GB 2013 (Trance) Regie: Danny Boyle, mit James McAvoy, Vincent Cassel, Rosario Dawson, 101 Min.
Danny Boyles reiches und abwechslungsreiches Regie-Schaffen spannt sich von „Trainspotting", einem Kultfilm der Neunziger, bis zu „Slumdog Millionär", der indischen Hollywood-Sensation, die gleich acht Oscars einheimste. Dass auch „Trance" trotz erkennbarer Handschrift und Tonspur wieder überrascht, liegt an der äußerst raffinierten Geschichte mit ihren vielen Wendungen: Über eine flotte Schnitt- und Szenenfolge landen wir mitten in einem großen Kunstraub. Gerade wurde Goyas wunderbares Gemälde „Flug der Hexen" für 25 Millionen bei einem Londoner Auktionator versteigert, da dringen Gangster ins Gebäude ein, werfen Gasgranaten und zerstören die Überwachungsanlagen. Simon (James McAvoy), ein junger Kunstauktionator und Erzähler dieser Szene, verfährt nach Protokoll, schnappt sich das Bild, verstaut es in einer Spezialtasche und will es in einen Safe mit Zeitschloss schmeißen. Doch davor wartet schon Gangster Franck (Vincent Cassel), anscheinend Masterbrain des Kunstraubes.

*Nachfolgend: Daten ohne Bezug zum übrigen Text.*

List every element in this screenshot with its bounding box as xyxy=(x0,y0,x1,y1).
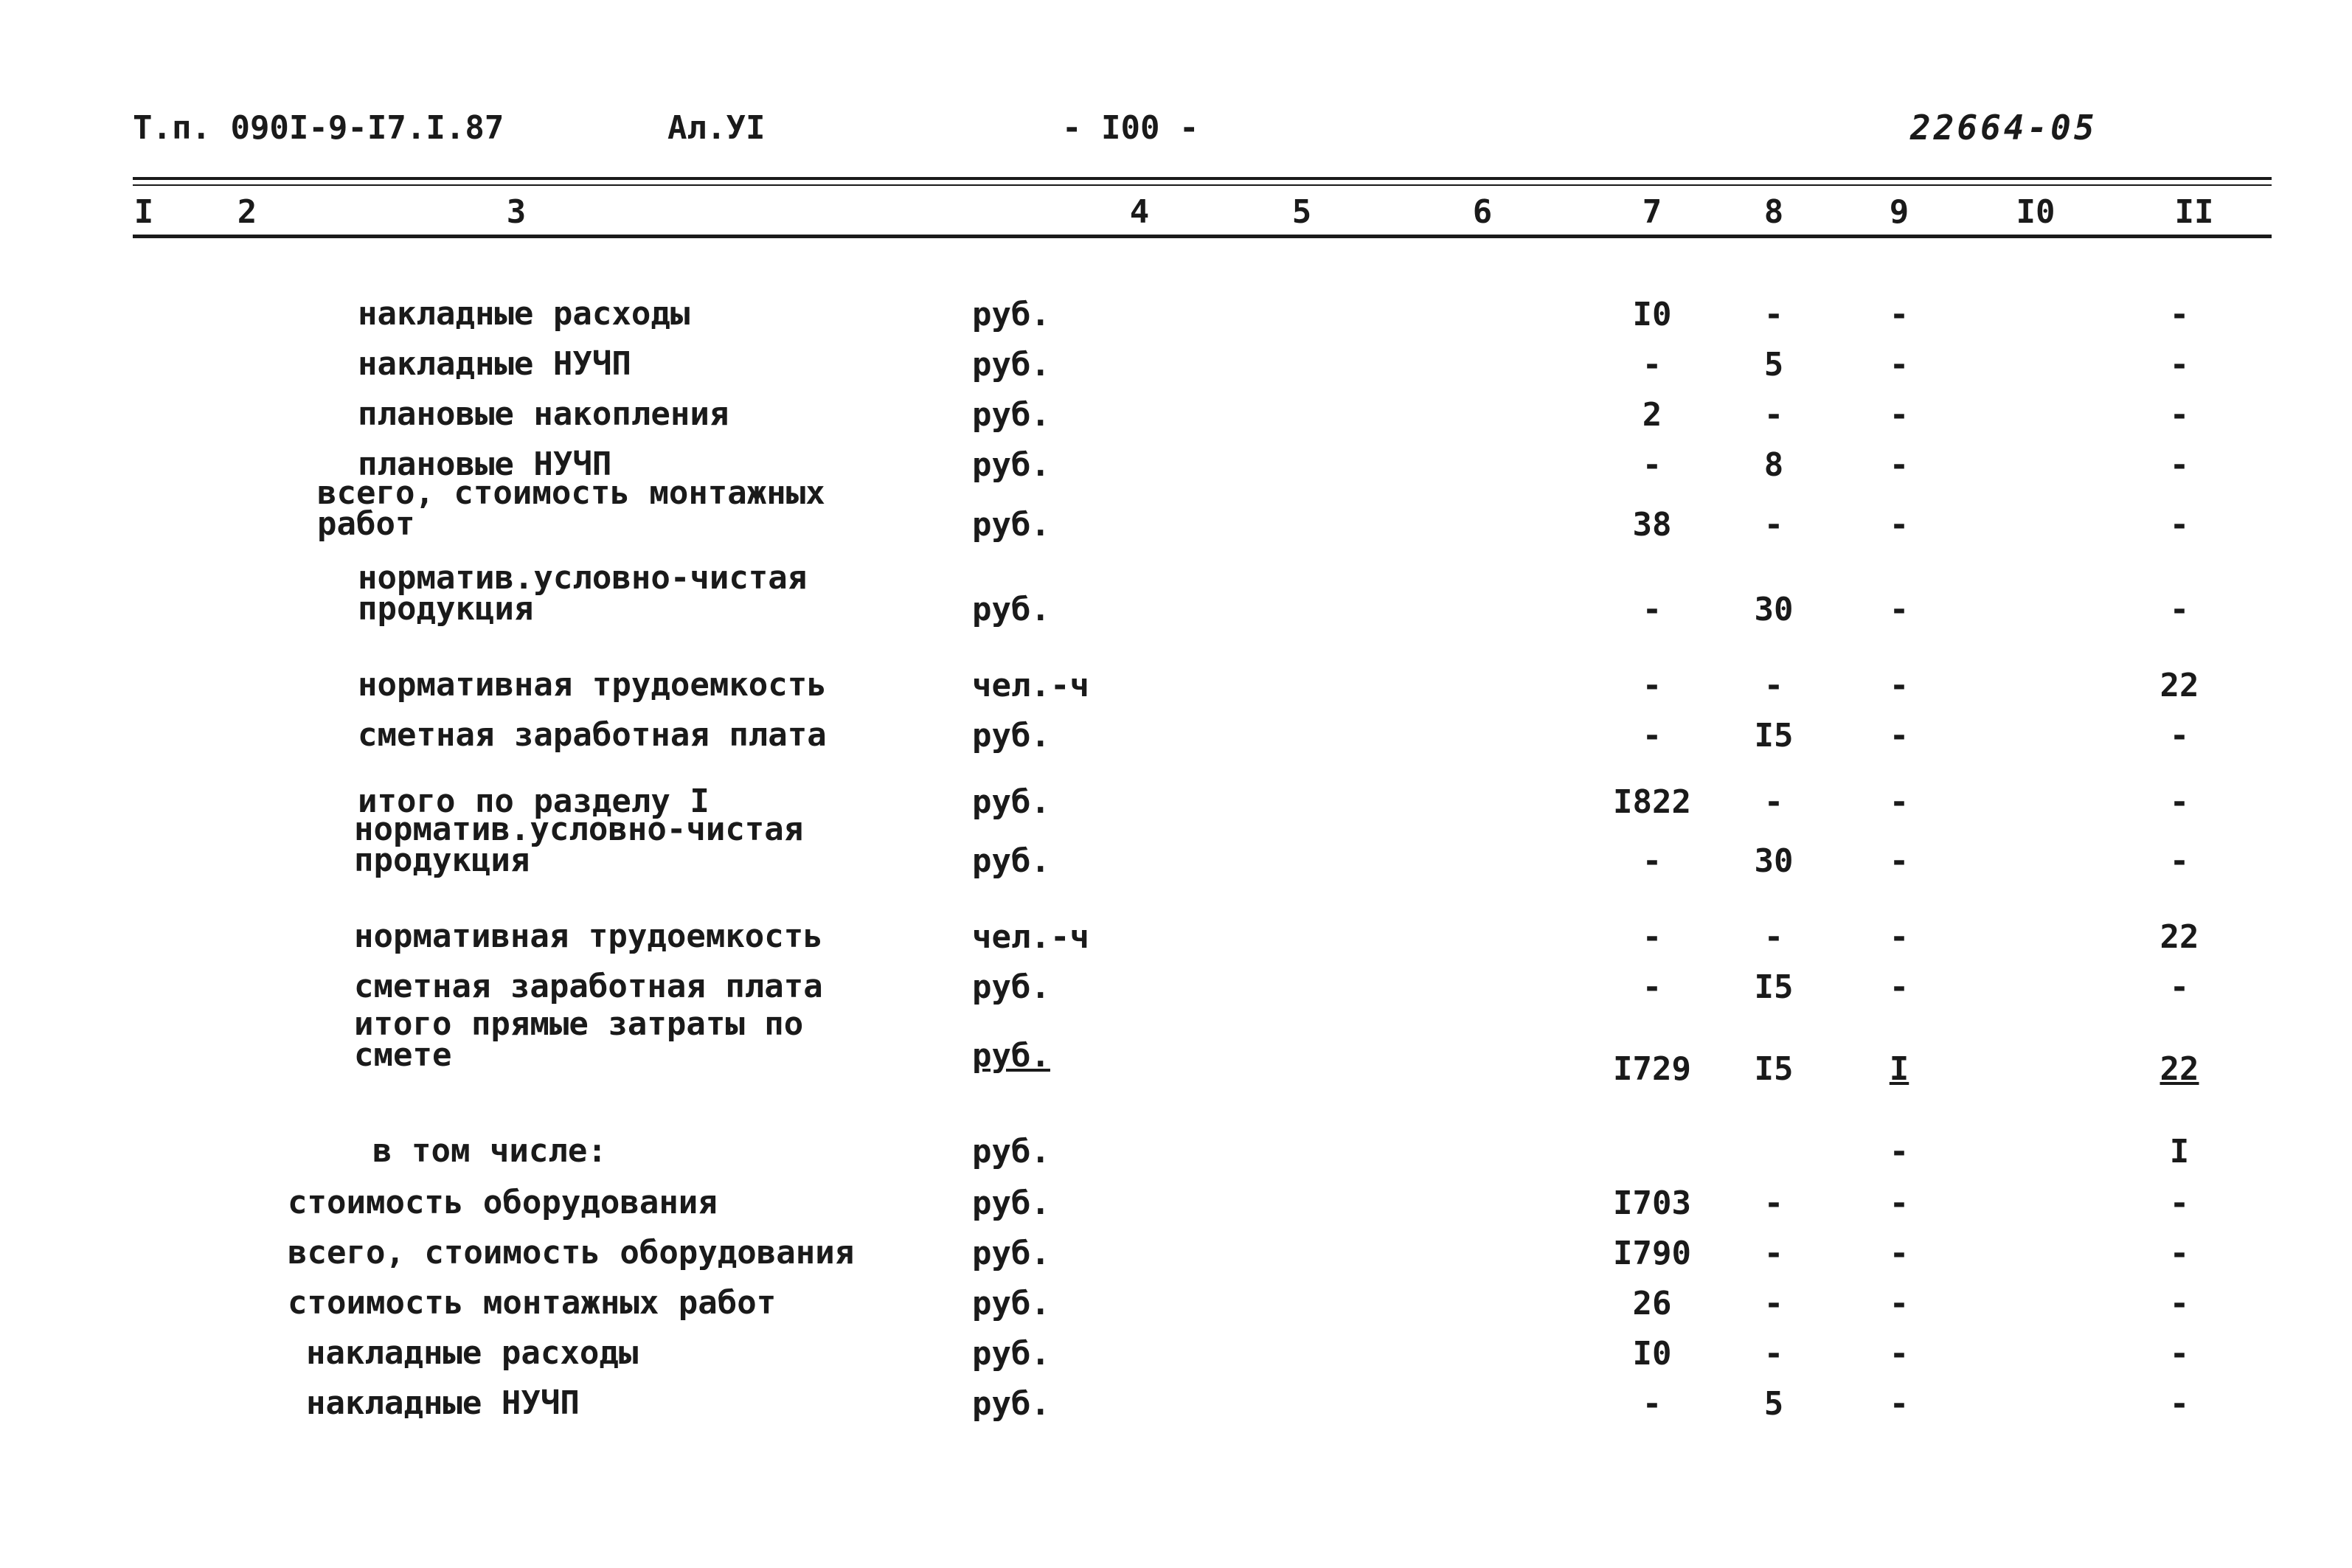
row-unit: руб. xyxy=(972,1184,1050,1222)
value-col-8: 8 xyxy=(1763,446,1784,484)
value-col-7: - xyxy=(1642,968,1662,1006)
row-unit: руб. xyxy=(972,506,1050,544)
column-number: 7 xyxy=(1642,193,1662,231)
column-number: 2 xyxy=(237,193,257,231)
value-col-11: 22 xyxy=(2160,667,2199,704)
row-unit: руб. xyxy=(972,296,1050,333)
value-col-9: - xyxy=(1889,842,1909,880)
column-number: 5 xyxy=(1291,193,1312,231)
value-col-7: - xyxy=(1642,346,1662,384)
value-col-11: - xyxy=(2169,1285,2190,1322)
header-rule-bottom xyxy=(133,235,2272,238)
row-label: плановые НУЧП xyxy=(358,445,612,483)
row-label: накладные НУЧП xyxy=(358,345,631,383)
value-col-9: - xyxy=(1889,1385,1909,1423)
value-col-11: - xyxy=(2169,396,2190,434)
value-col-7: I0 xyxy=(1632,296,1672,333)
value-col-11: I xyxy=(2169,1133,2190,1170)
value-col-9: - xyxy=(1889,591,1909,628)
table-row xyxy=(0,917,2352,973)
column-number: I0 xyxy=(2016,193,2056,231)
value-col-11: - xyxy=(2169,296,2190,333)
table-row xyxy=(0,666,2352,721)
value-col-9: - xyxy=(1889,783,1909,821)
value-col-11: - xyxy=(2169,446,2190,484)
value-col-9: - xyxy=(1889,1285,1909,1322)
value-col-11: - xyxy=(2169,506,2190,544)
value-col-11: - xyxy=(2169,1184,2190,1222)
value-col-8: - xyxy=(1763,667,1784,704)
row-label: в том числе: xyxy=(372,1132,607,1170)
row-unit: руб. xyxy=(972,1037,1050,1075)
value-col-8: - xyxy=(1763,506,1784,544)
value-col-8: - xyxy=(1763,1235,1784,1272)
value-col-8: 5 xyxy=(1763,1385,1784,1423)
value-col-9: - xyxy=(1889,968,1909,1006)
value-col-9: - xyxy=(1889,918,1909,956)
table-row xyxy=(0,1132,2352,1187)
column-number: II xyxy=(2174,193,2214,231)
value-col-11: - xyxy=(2169,1385,2190,1423)
table-row xyxy=(0,395,2352,451)
value-col-9: - xyxy=(1889,446,1909,484)
row-label: всего, стоимость оборудования xyxy=(288,1234,855,1272)
row-label: нормативная трудоемкость xyxy=(358,666,827,704)
value-col-7: 26 xyxy=(1632,1285,1672,1322)
row-label: стоимость монтажных работ xyxy=(288,1284,777,1322)
row-label: всего, стоимость монтажных работ xyxy=(317,474,825,543)
value-col-8: 5 xyxy=(1763,346,1784,384)
row-unit: руб. xyxy=(972,1235,1050,1272)
row-label: сметная заработная плата xyxy=(354,968,823,1005)
row-unit: руб. xyxy=(972,396,1050,434)
inventory-number: 22664-05 xyxy=(1910,108,2098,148)
value-col-7: I703 xyxy=(1613,1184,1691,1222)
value-col-8: I5 xyxy=(1754,717,1794,754)
value-col-7: - xyxy=(1642,667,1662,704)
table-row xyxy=(0,1234,2352,1289)
table-row xyxy=(0,1284,2352,1339)
value-col-8: 30 xyxy=(1754,842,1794,880)
table-row xyxy=(0,1005,2352,1092)
row-unit: руб. xyxy=(972,783,1050,821)
value-col-11: - xyxy=(2169,968,2190,1006)
table-row xyxy=(0,559,2352,645)
value-col-8: I5 xyxy=(1754,1050,1794,1088)
table-row xyxy=(0,295,2352,350)
table-row xyxy=(0,474,2352,561)
value-col-7: I0 xyxy=(1632,1335,1672,1373)
row-unit: руб. xyxy=(972,842,1050,880)
row-unit: руб. xyxy=(972,968,1050,1006)
value-col-11: - xyxy=(2169,1235,2190,1272)
row-label: накладные расходы xyxy=(306,1334,639,1372)
column-number: 4 xyxy=(1129,193,1150,231)
row-unit: руб. xyxy=(972,1133,1050,1170)
row-unit: руб. xyxy=(972,346,1050,384)
album-number: Ал.УI xyxy=(667,109,766,147)
value-col-7: I729 xyxy=(1613,1050,1691,1088)
value-col-11: - xyxy=(2169,346,2190,384)
table-row xyxy=(0,1334,2352,1390)
table-row xyxy=(0,345,2352,400)
column-number: 3 xyxy=(506,193,527,231)
page-number: - I00 - xyxy=(1062,109,1199,147)
value-col-11: - xyxy=(2169,783,2190,821)
value-col-8: - xyxy=(1763,1184,1784,1222)
value-col-8: - xyxy=(1763,918,1784,956)
value-col-7: I822 xyxy=(1613,783,1691,821)
value-col-9: - xyxy=(1889,1235,1909,1272)
value-col-7: I790 xyxy=(1613,1235,1691,1272)
row-label: накладные расходы xyxy=(358,295,690,333)
row-label: сметная заработная плата xyxy=(358,716,827,754)
value-col-11: - xyxy=(2169,842,2190,880)
value-col-9: - xyxy=(1889,346,1909,384)
column-number: 9 xyxy=(1889,193,1909,231)
value-col-7: 2 xyxy=(1642,396,1662,434)
value-col-11: 22 xyxy=(2160,1050,2199,1088)
column-number: I xyxy=(133,193,154,231)
row-unit: чел.-ч xyxy=(972,918,1089,956)
value-col-8: - xyxy=(1763,396,1784,434)
value-col-7: - xyxy=(1642,918,1662,956)
row-label: накладные НУЧП xyxy=(306,1384,580,1422)
value-col-11: - xyxy=(2169,1335,2190,1373)
row-label: норматив.условно-чистая продукция xyxy=(358,559,808,628)
value-col-11: - xyxy=(2169,591,2190,628)
table-row xyxy=(0,1184,2352,1239)
row-label: нормативная трудоемкость xyxy=(354,917,823,955)
table-row xyxy=(0,968,2352,1023)
row-label: стоимость оборудования xyxy=(288,1184,718,1221)
column-number: 6 xyxy=(1472,193,1493,231)
value-col-8: - xyxy=(1763,1335,1784,1373)
value-col-9: - xyxy=(1889,1133,1909,1170)
value-col-8: 30 xyxy=(1754,591,1794,628)
value-col-9: - xyxy=(1889,1184,1909,1222)
value-col-8: - xyxy=(1763,296,1784,333)
value-col-9: I xyxy=(1889,1050,1909,1088)
row-label: итого по разделу I xyxy=(358,783,710,820)
value-col-7: - xyxy=(1642,717,1662,754)
header-rule-top xyxy=(133,177,2272,180)
table-row xyxy=(0,716,2352,771)
row-label: итого прямые затраты по смете xyxy=(354,1005,804,1074)
table-row xyxy=(0,783,2352,838)
value-col-7: - xyxy=(1642,591,1662,628)
value-col-11: - xyxy=(2169,717,2190,754)
row-unit: руб. xyxy=(972,1285,1050,1322)
value-col-11: 22 xyxy=(2160,918,2199,956)
row-unit: руб. xyxy=(972,591,1050,628)
value-col-8: - xyxy=(1763,1285,1784,1322)
value-col-8: I5 xyxy=(1754,968,1794,1006)
value-col-9: - xyxy=(1889,717,1909,754)
row-unit: руб. xyxy=(972,1335,1050,1373)
column-number: 8 xyxy=(1763,193,1784,231)
value-col-9: - xyxy=(1889,296,1909,333)
row-unit: руб. xyxy=(972,1385,1050,1423)
row-label: норматив.условно-чистая продукция xyxy=(354,811,804,879)
table-row xyxy=(0,811,2352,897)
row-unit: чел.-ч xyxy=(972,667,1089,704)
value-col-7: - xyxy=(1642,1385,1662,1423)
row-unit: руб. xyxy=(972,717,1050,754)
document-code: Т.п. 090I-9-I7.I.87 xyxy=(133,109,504,147)
row-unit: руб. xyxy=(972,446,1050,484)
value-col-9: - xyxy=(1889,506,1909,544)
value-col-7: 38 xyxy=(1632,506,1672,544)
row-label: плановые накопления xyxy=(358,395,729,433)
value-col-9: - xyxy=(1889,396,1909,434)
header-rule-top-thin xyxy=(133,184,2272,186)
value-col-7: - xyxy=(1642,842,1662,880)
value-col-9: - xyxy=(1889,667,1909,704)
value-col-8: - xyxy=(1763,783,1784,821)
value-col-7: - xyxy=(1642,446,1662,484)
value-col-9: - xyxy=(1889,1335,1909,1373)
table-row xyxy=(0,1384,2352,1440)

Als Franck jedoch Simon mit dem Kolben seines Gewehrs ko schlägt, geht in dessen Gehirn etwas schief.
Denn schnell zeigt sich eine nächste Schicht unter dem vermeintlichen Überfall. Simon arbeitete eigentlich mit den Gangstern zusammen, beraubte aber im Chaos selbst die Räuber und weiß nun nach dem Schlag auf den Kopf nicht mehr, wo er die wertvolle Leinwand versteckte. Da selbst das blutige Ziehen der Fingernägel dem Gedächtnis nicht nachhilft, versuchen sie es mit Hypnose. Die zufällig ausgewählte Elizabeth Lamb (Rosario Dawson) wird über ein witziges Medley von Ängsten und Problemchen als exzellente Spezialistin vorgestellt. Sofort durchschaut sie aber auch die seltsame Situation, dass Simon nicht wirklich seine Autoschlüssel sucht und dass die Sitzung über ein verstecktes Mikrophon Mithörer hat. Nach noch einer überraschenden Wende gibt die resolute und kluge Elizabeth plötzlich dem knallharten Gangsterboss Franck die Anweisungen: Damit Simon sich erinnert, brauche er Vertrauen, er befürchte - wieso nur? - von der Gang umgebracht zu werden. Deshalb erzählen die harten Kerle nicht nur von ihren schlimmsten Ängsten, sie geben Simon sogar die Kontrolle, vermittels eines Kode-Wortes diese in den Gruppensitzungen aufzurufen! Elizabeth sitzt nun wie eine strenge Lehrerin den schweren Jungs vor.
Es ist schon sensationell, wie Boyle es schafft, selbst bei solch aberwitzig komischen Situationen die Spannung der „Trance" enorm hoch zu halten. Überraschungen gibt es weiterhin in einer zeitweise schwindelerregend raschen Folge. Manchmal verliert Simon die Übersicht, ob er wacht oder träumt. Bild-Spielereien mit Glas und Spiegeln verstärken diesen faszinierenden Effekt. Dabei eröffnet sich die Erinnerung schließlich sehr technik-originell in Form eines iPad.
Dass „Trance" ein Danny Boyle-Film ist, machen Musik, die schräge Kamera sowie ungewöhnliche Perspektiven von Kamerameister Anthony Dod Mantle, knallige Farben und Sounds schnell klar. Ansonsten zeigt sich das gelungene Verwirrspiel von einer einzigartigen Raffinesse. Die letzte große Überraschung darf nicht verraten werden, doch sie schafft es dem schon längst packenden Gangsterfilm eine ganz andere, menschliche Dimension zu geben. Auch wenn vielleicht eine logische Frage offen bleibt, das verstärkt nur die Vorfreude auf eine nochmalige Doyle-Trance.